It's been nearly nine months since the inception of my Profitable Small Caps with Cash Portfolio, and while it' hanging tough, its level of outperformance has narrowed since the end of the second quarter. Since its Jan. 22 inception, the portfolio, comprised primarily of under-the-radar names, is up about 26.2% vs. +25.3% for the Russell 2000 Index and 24.8% for the Russell Microcap Index.
For perspective, while the S&P 500 is up about 13% over the same timeframe, I don't believe it is a valid benchmark for this portfolio, and sometimes see others opportunistically use benchmarks that juice their results.
Nine months in, I am neither disappointed, nor thrilled with the performance of this tracking portfolio.

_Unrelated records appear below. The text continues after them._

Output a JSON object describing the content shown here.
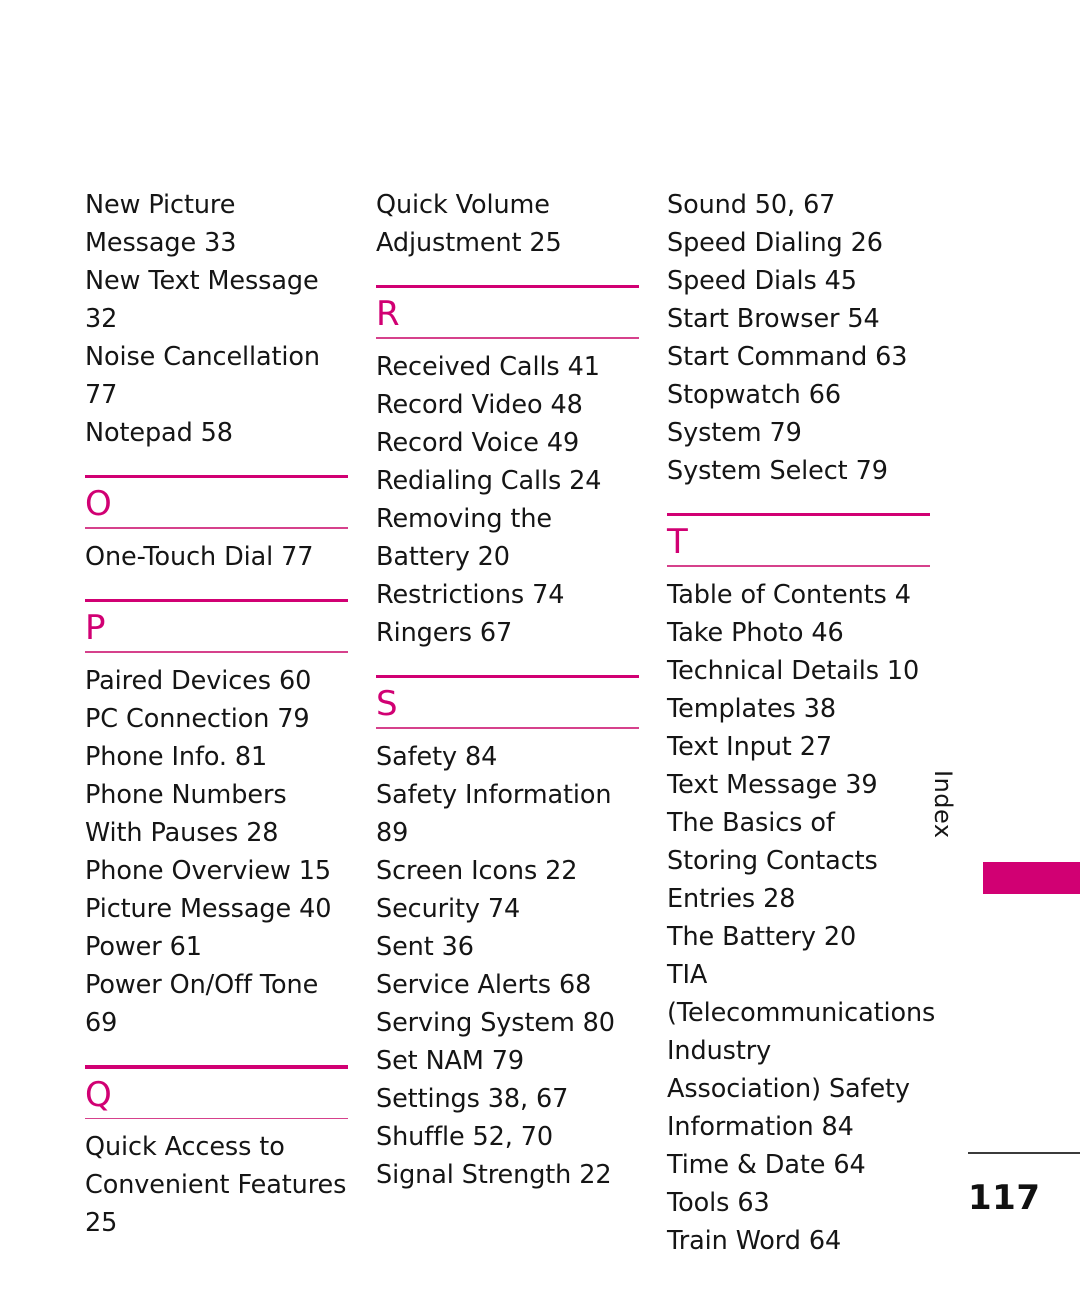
{
  "page": {
    "number": "117",
    "side_tab_label": "Index",
    "accent_color": "#D10073",
    "rule_color_light": "#D6418C",
    "text_color": "#151515"
  },
  "columns": [
    {
      "blocks": [
        {
          "kind": "entries",
          "items": [
            "New Picture Message 33",
            "New Text Message 32",
            "Noise Cancellation 77",
            "Notepad 58"
          ]
        },
        {
          "kind": "section",
          "letter": "O"
        },
        {
          "kind": "entries",
          "items": [
            "One-Touch Dial 77"
          ]
        },
        {
          "kind": "section",
          "letter": "P"
        },
        {
          "kind": "entries",
          "items": [
            "Paired Devices 60",
            "PC Connection 79",
            "Phone Info. 81",
            "Phone Numbers With Pauses 28",
            "Phone Overview 15",
            "Picture Message 40",
            "Power 61",
            "Power On/Off Tone 69"
          ]
        },
        {
          "kind": "section",
          "letter": "Q"
        },
        {
          "kind": "entries",
          "items": [
            "Quick Access to Convenient Features 25"
          ]
        }
      ]
    },
    {
      "blocks": [
        {
          "kind": "entries",
          "items": [
            "Quick Volume Adjustment 25"
          ]
        },
        {
          "kind": "section",
          "letter": "R"
        },
        {
          "kind": "entries",
          "items": [
            "Received Calls 41",
            "Record Video 48",
            "Record Voice 49",
            "Redialing Calls 24",
            "Removing the Battery 20",
            "Restrictions 74",
            "Ringers 67"
          ]
        },
        {
          "kind": "section",
          "letter": "S"
        },
        {
          "kind": "entries",
          "items": [
            "Safety 84",
            "Safety Information 89",
            "Screen Icons 22",
            "Security 74",
            "Sent 36",
            "Service Alerts 68",
            "Serving System 80",
            "Set NAM 79",
            "Settings 38, 67",
            "Shuffle 52, 70",
            "Signal Strength 22"
          ]
        }
      ]
    },
    {
      "blocks": [
        {
          "kind": "entries",
          "items": [
            "Sound 50, 67",
            "Speed Dialing 26",
            "Speed Dials 45",
            "Start Browser 54",
            "Start Command 63",
            "Stopwatch 66",
            "System 79",
            "System Select 79"
          ]
        },
        {
          "kind": "section",
          "letter": "T"
        },
        {
          "kind": "entries",
          "items": [
            "Table of Contents 4",
            "Take Photo 46",
            "Technical Details 10",
            "Templates 38",
            "Text Input 27",
            "Text Message 39",
            "The Basics of Storing Contacts Entries 28",
            "The Battery 20",
            "TIA (Telecommunications Industry Association) Safety Information 84",
            "Time & Date 64",
            "Tools 63",
            "Train Word 64"
          ]
        }
      ]
    }
  ]
}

It represents yet another value-related experiment, and I plan to track it over the longer-term. One year or two are not a sufficient timeframe in which to test the theory that stocks with the attributes below can outperform.

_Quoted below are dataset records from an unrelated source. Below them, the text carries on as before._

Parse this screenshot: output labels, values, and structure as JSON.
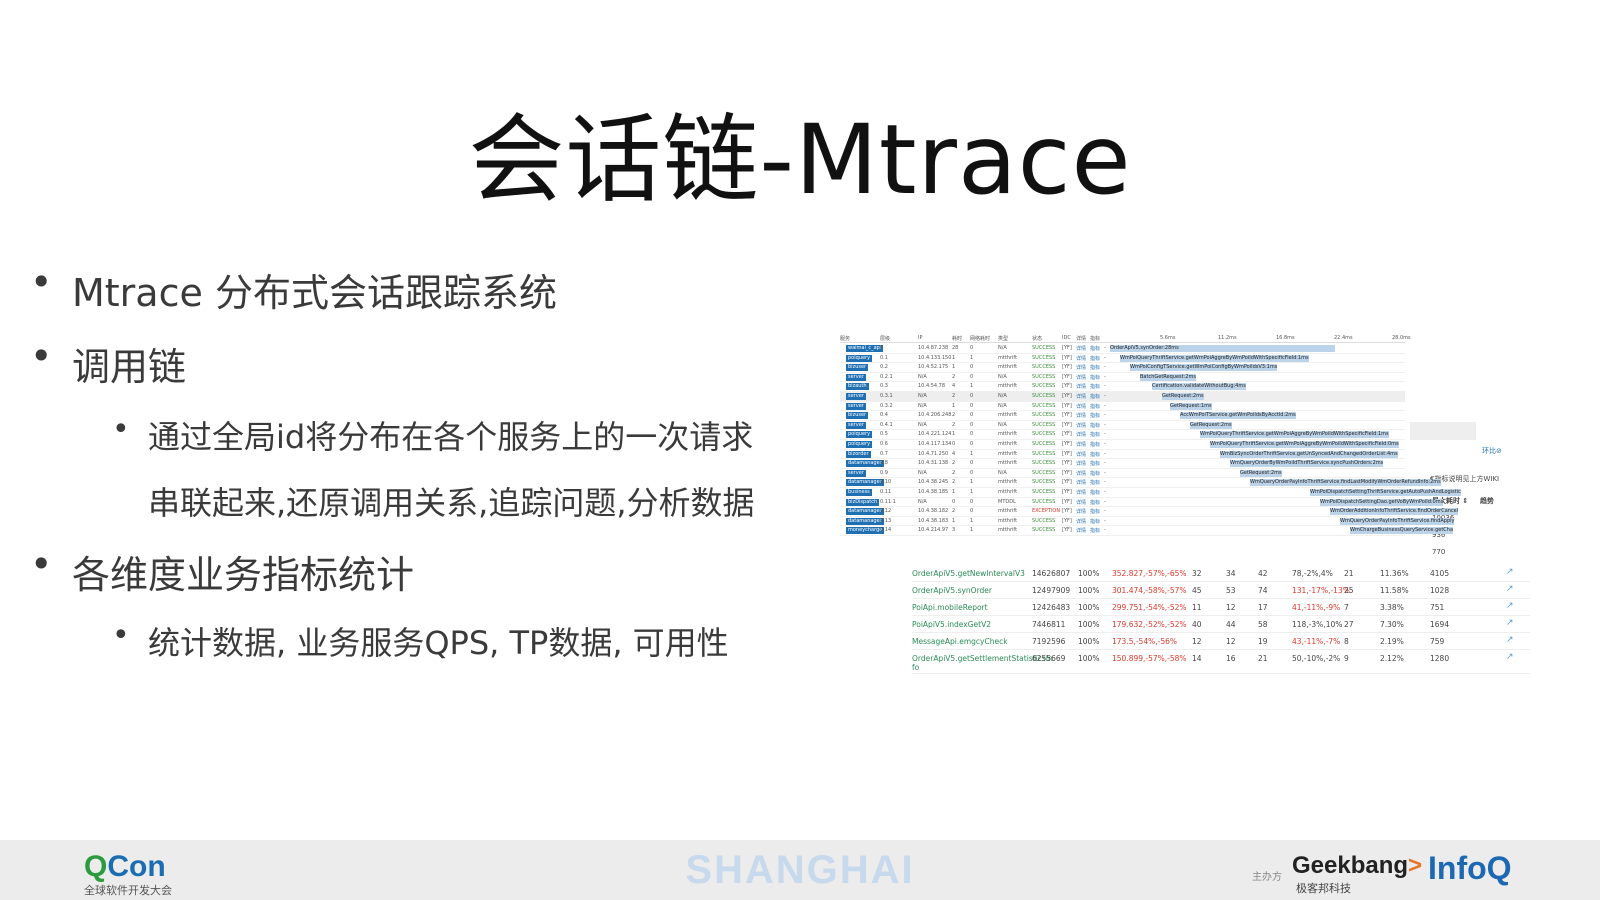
{
  "slide": {
    "title": "会话链-Mtrace",
    "bullets": [
      {
        "text": "Mtrace 分布式会话跟踪系统"
      },
      {
        "text": "调用链"
      },
      {
        "text": "通过全局id将分布在各个服务上的一次请求",
        "cont": "串联起来,还原调用关系,追踪问题,分析数据"
      },
      {
        "text": "各维度业务指标统计"
      },
      {
        "text": "统计数据, 业务服务QPS, TP数据, 可用性"
      }
    ]
  },
  "trace": {
    "headers": [
      "服务",
      "层级",
      "IP",
      "耗时",
      "网络耗时",
      "类型",
      "状态",
      "IDC",
      "详情",
      "指标",
      "5.6ms",
      "11.2ms",
      "16.8ms",
      "22.4ms",
      "28.0ms"
    ],
    "rows": [
      {
        "svc": "waimai_c_api",
        "lvl": "0",
        "ip": "10.4.87.238",
        "cost": "28",
        "net": "0",
        "type": "N/A",
        "status": "SUCCESS",
        "bar": "OrderApiV5.synOrder:28ms",
        "off": 0,
        "w": 225
      },
      {
        "svc": "poiquery",
        "lvl": "0.1",
        "ip": "10.4.133.150",
        "cost": "1",
        "net": "1",
        "type": "mtthrift",
        "status": "SUCCESS",
        "bar": "WmPoiQueryThriftService.getWmPoiAggreByWmPoiIdWithSpecificField:1ms",
        "off": 10,
        "w": 6
      },
      {
        "svc": "bizuser",
        "lvl": "0.2",
        "ip": "10.4.52.175",
        "cost": "1",
        "net": "0",
        "type": "mtthrift",
        "status": "SUCCESS",
        "bar": "WmPoiConfigTService.getWmPoiConfigByWmPoiIdsV3:1ms",
        "off": 20,
        "w": 6
      },
      {
        "svc": "server",
        "lvl": "0.2.1",
        "ip": "N/A",
        "cost": "2",
        "net": "0",
        "type": "N/A",
        "status": "SUCCESS",
        "bar": "BatchGetRequest:2ms",
        "off": 30,
        "w": 12
      },
      {
        "svc": "bizauth",
        "lvl": "0.3",
        "ip": "10.4.54.78",
        "cost": "4",
        "net": "1",
        "type": "mtthrift",
        "status": "SUCCESS",
        "bar": "Certification.validateWithoutBug:4ms",
        "off": 42,
        "w": 24
      },
      {
        "svc": "server",
        "lvl": "0.3.1",
        "ip": "N/A",
        "cost": "2",
        "net": "0",
        "type": "N/A",
        "status": "SUCCESS",
        "bar": "GetRequest:2ms",
        "off": 52,
        "w": 12,
        "sel": true
      },
      {
        "svc": "server",
        "lvl": "0.3.2",
        "ip": "N/A",
        "cost": "1",
        "net": "0",
        "type": "N/A",
        "status": "SUCCESS",
        "bar": "GetRequest:1ms",
        "off": 60,
        "w": 6
      },
      {
        "svc": "bizuser",
        "lvl": "0.4",
        "ip": "10.4.206.248",
        "cost": "2",
        "net": "0",
        "type": "mtthrift",
        "status": "SUCCESS",
        "bar": "AccWmPoiTService.getWmPoiIdsByAcctId:2ms",
        "off": 70,
        "w": 12
      },
      {
        "svc": "server",
        "lvl": "0.4.1",
        "ip": "N/A",
        "cost": "2",
        "net": "0",
        "type": "N/A",
        "status": "SUCCESS",
        "bar": "GetRequest:2ms",
        "off": 80,
        "w": 12
      },
      {
        "svc": "poiquery",
        "lvl": "0.5",
        "ip": "10.4.221.124",
        "cost": "1",
        "net": "0",
        "type": "mtthrift",
        "status": "SUCCESS",
        "bar": "WmPoiQueryThriftService.getWmPoiAggreByWmPoiIdWithSpecificField:1ms",
        "off": 90,
        "w": 6
      },
      {
        "svc": "poiquery",
        "lvl": "0.6",
        "ip": "10.4.117.134",
        "cost": "0",
        "net": "0",
        "type": "mtthrift",
        "status": "SUCCESS",
        "bar": "WmPoiQueryThriftService.getWmPoiAggreByWmPoiIdWithSpecificField:0ms",
        "off": 100,
        "w": 3
      },
      {
        "svc": "bizorder",
        "lvl": "0.7",
        "ip": "10.4.71.250",
        "cost": "4",
        "net": "1",
        "type": "mtthrift",
        "status": "SUCCESS",
        "bar": "WmBizSyncOrderThriftService.getUnSyncedAndChangedOrderList:4ms",
        "off": 110,
        "w": 24
      },
      {
        "svc": "datamanager",
        "lvl": "0.8",
        "ip": "10.4.31.138",
        "cost": "2",
        "net": "0",
        "type": "mtthrift",
        "status": "SUCCESS",
        "bar": "WmQueryOrderByWmPoiIdThriftService.syncPushOrders:2ms",
        "off": 120,
        "w": 12
      },
      {
        "svc": "server",
        "lvl": "0.9",
        "ip": "N/A",
        "cost": "2",
        "net": "0",
        "type": "N/A",
        "status": "SUCCESS",
        "bar": "GetRequest:2ms",
        "off": 130,
        "w": 12
      },
      {
        "svc": "datamanager",
        "lvl": "0.10",
        "ip": "10.4.38.245",
        "cost": "2",
        "net": "1",
        "type": "mtthrift",
        "status": "SUCCESS",
        "bar": "WmQueryOrderPayInfoThriftService.findLastModifyWmOrderRefundInfo:2ms",
        "off": 140,
        "w": 12
      },
      {
        "svc": "business",
        "lvl": "0.11",
        "ip": "10.4.38.185",
        "cost": "1",
        "net": "1",
        "type": "mtthrift",
        "status": "SUCCESS",
        "bar": "WmPoiDispatchSettingThriftService.getAutoPushAndLogistic",
        "off": 200,
        "w": 6
      },
      {
        "svc": "bizDispatch",
        "lvl": "0.11.1",
        "ip": "N/A",
        "cost": "0",
        "net": "0",
        "type": "MTDDL",
        "status": "SUCCESS",
        "bar": "WmPoiDispatchSettingDao.getVoByWmPoiId:0ms",
        "off": 210,
        "w": 3
      },
      {
        "svc": "datamanager",
        "lvl": "0.12",
        "ip": "10.4.38.182",
        "cost": "2",
        "net": "0",
        "type": "mtthrift",
        "status": "EXCEPTION",
        "bar": "WmOrderAdditionInfoThriftService.findOrderCancel",
        "off": 220,
        "w": 12
      },
      {
        "svc": "datamanager",
        "lvl": "0.13",
        "ip": "10.4.38.183",
        "cost": "1",
        "net": "1",
        "type": "mtthrift",
        "status": "SUCCESS",
        "bar": "WmQueryOrderPayInfoThriftService.findApply",
        "off": 230,
        "w": 6
      },
      {
        "svc": "moneycharge",
        "lvl": "0.14",
        "ip": "10.4.214.97",
        "cost": "3",
        "net": "1",
        "type": "mtthrift",
        "status": "SUCCESS",
        "bar": "WmChargeBusinessQueryService.getCha",
        "off": 240,
        "w": 18
      }
    ],
    "cols": {
      "idc": "[YF]",
      "detail": "详情",
      "metric": "指标",
      "dash": "-"
    }
  },
  "stats": {
    "side_link": "环比⊘",
    "side_note": "€指标说明见上方WIKI",
    "headers": [
      "最大耗时 ⇕",
      "趋势"
    ],
    "partial_rows": [
      {
        "max": "10036"
      },
      {
        "max": "936"
      },
      {
        "max": "770"
      }
    ],
    "rows": [
      {
        "api": "OrderApiV5.getNewIntervalV3",
        "count": "14626807",
        "rate": "100%",
        "qps": "352.827,-57%,-65%",
        "a": "32",
        "b": "34",
        "c": "42",
        "tp": "78,-2%,4%",
        "d": "21",
        "pct": "11.36%",
        "max": "4105"
      },
      {
        "api": "OrderApiV5.synOrder",
        "count": "12497909",
        "rate": "100%",
        "qps": "301.474,-58%,-57%",
        "a": "45",
        "b": "53",
        "c": "74",
        "tp": "131,-17%,-13%",
        "d": "25",
        "pct": "11.58%",
        "max": "1028",
        "tpred": true
      },
      {
        "api": "PoiApi.mobileReport",
        "count": "12426483",
        "rate": "100%",
        "qps": "299.751,-54%,-52%",
        "a": "11",
        "b": "12",
        "c": "17",
        "tp": "41,-11%,-9%",
        "d": "7",
        "pct": "3.38%",
        "max": "751",
        "tpred": true
      },
      {
        "api": "PoiApiV5.indexGetV2",
        "count": "7446811",
        "rate": "100%",
        "qps": "179.632,-52%,-52%",
        "a": "40",
        "b": "44",
        "c": "58",
        "tp": "118,-3%,10%",
        "d": "27",
        "pct": "7.30%",
        "max": "1694"
      },
      {
        "api": "MessageApi.emgcyCheck",
        "count": "7192596",
        "rate": "100%",
        "qps": "173.5,-54%,-56%",
        "a": "12",
        "b": "12",
        "c": "19",
        "tp": "43,-11%,-7%",
        "d": "8",
        "pct": "2.19%",
        "max": "759",
        "tpred": true
      },
      {
        "api": "OrderApiV5.getSettlementStatisticsIn",
        "api2": "fo",
        "count": "6255669",
        "rate": "100%",
        "qps": "150.899,-57%,-58%",
        "a": "14",
        "b": "16",
        "c": "21",
        "tp": "50,-10%,-2%",
        "d": "9",
        "pct": "2.12%",
        "max": "1280"
      }
    ]
  },
  "footer": {
    "logo_q": "Q",
    "logo_con": "Con",
    "logo_sub": "全球软件开发大会",
    "city": "SHANGHAI",
    "host": "主办方",
    "geek": "Geekbang",
    "geek_arrow": ">",
    "geek_sub": "极客邦科技",
    "infoq": "InfoQ"
  },
  "colors": {
    "accent": "#1f6fb3",
    "success": "#3a8d3a",
    "error": "#d9362b",
    "api": "#2a8a57"
  }
}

By way of reminder, here are the specific screening criteria utilized for the portfolio:
- Market capitalization between $100 million and $3 billion;
- Price-to-earnings ratio of less than 15;
- Long-term debt-to-equity ratio of less than 50%;
- Profitable during the trailing 12 months and in the latest fiscal year;
- Cash in excess of 20% of market cap;
- Price-to-book ratio of less than 1;
- Quick ratio greater than 1;
- Any sector except for the financial space.
Nine of the 10 stocks in the portfolio are currently in positive territory; the only one in negative territory, TravelCenters of America (TA) , is down less than one percent. It's also a name in which I've recently taken a position. I am anxious to see if TA can turn around the Quaker Steak and Lube Chain that it acquired out of bankruptcy in April.
The big winner continues to be Sanmina Corp (SANM) , which, while up more than 71%, still trades at less than 11x next year's consensus earnings estimate. The company ended its latest quarter with $410 million, or about $5.50 per share in cash, although it also has $518 million in debt.
The second best performer is still Multi-Fineline Electronix (MFLX) , which is up 57%; the company is being acquired by China's Suzhou Dongshan Precision Manufacturing for $23.95/share, which accounts for the stocks solid performance.
Tropicana Entertainment (TPCA) (+52%) has enjoyed 26% run-up over the past month, on little in the way of news, but it has had a few higher volume days over the past several weeks.